Dottore. (Che buon marito alla moda! Non mi dispiace). (da sè)

Beatrice. Spero che la signora Clarice non ricuserà la mia mano.

Silvio. Orsù, signore, tardi siete arrivato. La signora Clarice deve esser mia, nè sperate che io ve la ceda. Se il signor Pantalone mi farà torto, saprò vendicarmene; e chi vorrà Clarice, dovrà contenderla con questa spada. (parte)

Dottore. (Bravo, corpo di Bacco!) (da sè)

Beatrice. (No, no, per questa via non voglio morire). (da sè)

Dottore. Padrone mio, V. S. è arrivato un po’ tardi. La signora Clarice l'ha da sposare mio figlio. La legge parla chiaro. Prior in tempore, potior in iure. (parte)

Beatrice. Ma voi, signora sposa, non dite nulla? (a Clarice)

Clarice. Dico che siete venuto per tormentarmi. (parte)

SCENA IV.

Pantalone, Beatrice e Brighella, poi il Servitore di Pantalone.


Pantalone. Come, pettegola? Cossa distu? (le vuol correr dietro)

Beatrice. Fermatevi, signor Pantalone; la compatisco. Non conviene prenderla con asprezza. Col tempo spero di potermi meritare la di lei grazia. Intanto andremo esaminando i nostri conti, che è uno dei due motivi per cui, come vi è noto, mi son portato a Venezia.
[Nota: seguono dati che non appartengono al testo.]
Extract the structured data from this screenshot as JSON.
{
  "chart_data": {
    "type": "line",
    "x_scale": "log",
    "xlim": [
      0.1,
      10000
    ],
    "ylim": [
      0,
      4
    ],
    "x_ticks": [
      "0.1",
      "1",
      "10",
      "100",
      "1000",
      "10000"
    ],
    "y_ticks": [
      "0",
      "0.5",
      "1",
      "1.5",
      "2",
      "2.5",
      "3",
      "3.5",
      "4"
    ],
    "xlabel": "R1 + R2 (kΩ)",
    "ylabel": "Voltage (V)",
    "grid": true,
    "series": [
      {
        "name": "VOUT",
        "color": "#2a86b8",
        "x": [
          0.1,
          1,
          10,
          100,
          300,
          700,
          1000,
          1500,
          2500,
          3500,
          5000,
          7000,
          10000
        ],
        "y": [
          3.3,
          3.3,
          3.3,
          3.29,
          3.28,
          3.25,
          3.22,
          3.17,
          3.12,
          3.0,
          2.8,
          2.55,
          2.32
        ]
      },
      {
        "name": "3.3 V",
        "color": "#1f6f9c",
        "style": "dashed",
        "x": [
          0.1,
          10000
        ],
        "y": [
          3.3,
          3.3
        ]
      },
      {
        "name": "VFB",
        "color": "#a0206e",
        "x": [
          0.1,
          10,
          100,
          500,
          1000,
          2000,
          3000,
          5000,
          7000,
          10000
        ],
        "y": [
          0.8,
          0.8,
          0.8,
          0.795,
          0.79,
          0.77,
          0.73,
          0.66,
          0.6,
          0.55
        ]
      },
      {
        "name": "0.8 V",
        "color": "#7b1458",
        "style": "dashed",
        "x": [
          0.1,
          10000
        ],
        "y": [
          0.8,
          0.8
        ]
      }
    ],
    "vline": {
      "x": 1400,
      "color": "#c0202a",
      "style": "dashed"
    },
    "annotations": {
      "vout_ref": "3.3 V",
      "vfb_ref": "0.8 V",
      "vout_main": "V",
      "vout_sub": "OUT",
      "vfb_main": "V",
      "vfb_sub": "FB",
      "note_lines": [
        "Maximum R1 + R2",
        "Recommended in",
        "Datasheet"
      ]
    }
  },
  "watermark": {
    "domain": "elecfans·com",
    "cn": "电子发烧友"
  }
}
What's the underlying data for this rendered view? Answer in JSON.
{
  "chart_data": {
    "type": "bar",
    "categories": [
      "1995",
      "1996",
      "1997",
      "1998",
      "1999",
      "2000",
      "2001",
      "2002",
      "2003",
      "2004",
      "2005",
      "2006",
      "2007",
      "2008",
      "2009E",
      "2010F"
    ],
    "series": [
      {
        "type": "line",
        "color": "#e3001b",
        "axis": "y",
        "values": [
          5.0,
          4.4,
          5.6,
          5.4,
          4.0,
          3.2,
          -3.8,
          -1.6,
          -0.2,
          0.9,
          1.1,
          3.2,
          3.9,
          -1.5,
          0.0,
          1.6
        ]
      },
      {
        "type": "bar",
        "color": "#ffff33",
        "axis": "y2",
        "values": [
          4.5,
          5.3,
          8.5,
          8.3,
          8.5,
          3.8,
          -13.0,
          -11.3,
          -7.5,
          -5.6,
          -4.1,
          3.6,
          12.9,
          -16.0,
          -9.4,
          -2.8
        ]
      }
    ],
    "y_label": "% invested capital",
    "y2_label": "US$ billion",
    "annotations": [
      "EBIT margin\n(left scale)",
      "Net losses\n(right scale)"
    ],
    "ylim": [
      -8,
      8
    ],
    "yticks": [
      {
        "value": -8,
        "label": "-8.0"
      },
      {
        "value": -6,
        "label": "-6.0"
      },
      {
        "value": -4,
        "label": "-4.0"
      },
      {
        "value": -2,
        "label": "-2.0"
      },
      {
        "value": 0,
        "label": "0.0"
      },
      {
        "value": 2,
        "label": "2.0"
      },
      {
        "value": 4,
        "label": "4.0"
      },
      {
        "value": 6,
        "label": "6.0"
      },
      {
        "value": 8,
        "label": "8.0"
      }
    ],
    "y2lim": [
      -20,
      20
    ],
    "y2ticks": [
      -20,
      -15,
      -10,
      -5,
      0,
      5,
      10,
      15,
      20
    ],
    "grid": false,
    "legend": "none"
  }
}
Pantalone. Tutto xe all’ordine per el nostro conteggio. Ghe farò veder el conto corrente; i so bezzi xe parechiai, e faremo el saldo co la vorà.

Beatrice. Verrò con più comodo a riverirvi; per ora, se mi permettete, andrò con Brighella a spedire alcuni piccioli affari che mi sono stati raccomandati. Egli è pratico della città, potrà giovarmi nelle mie premure.

Pantalone. La se serva come che la vol; e se la gh’ha bisogno de gnente, la comanda.

Beatrice. Se mi darete un poco di denaro, mi farete piacere; non ho voluto prenderne meco per non discapitare nelle monete.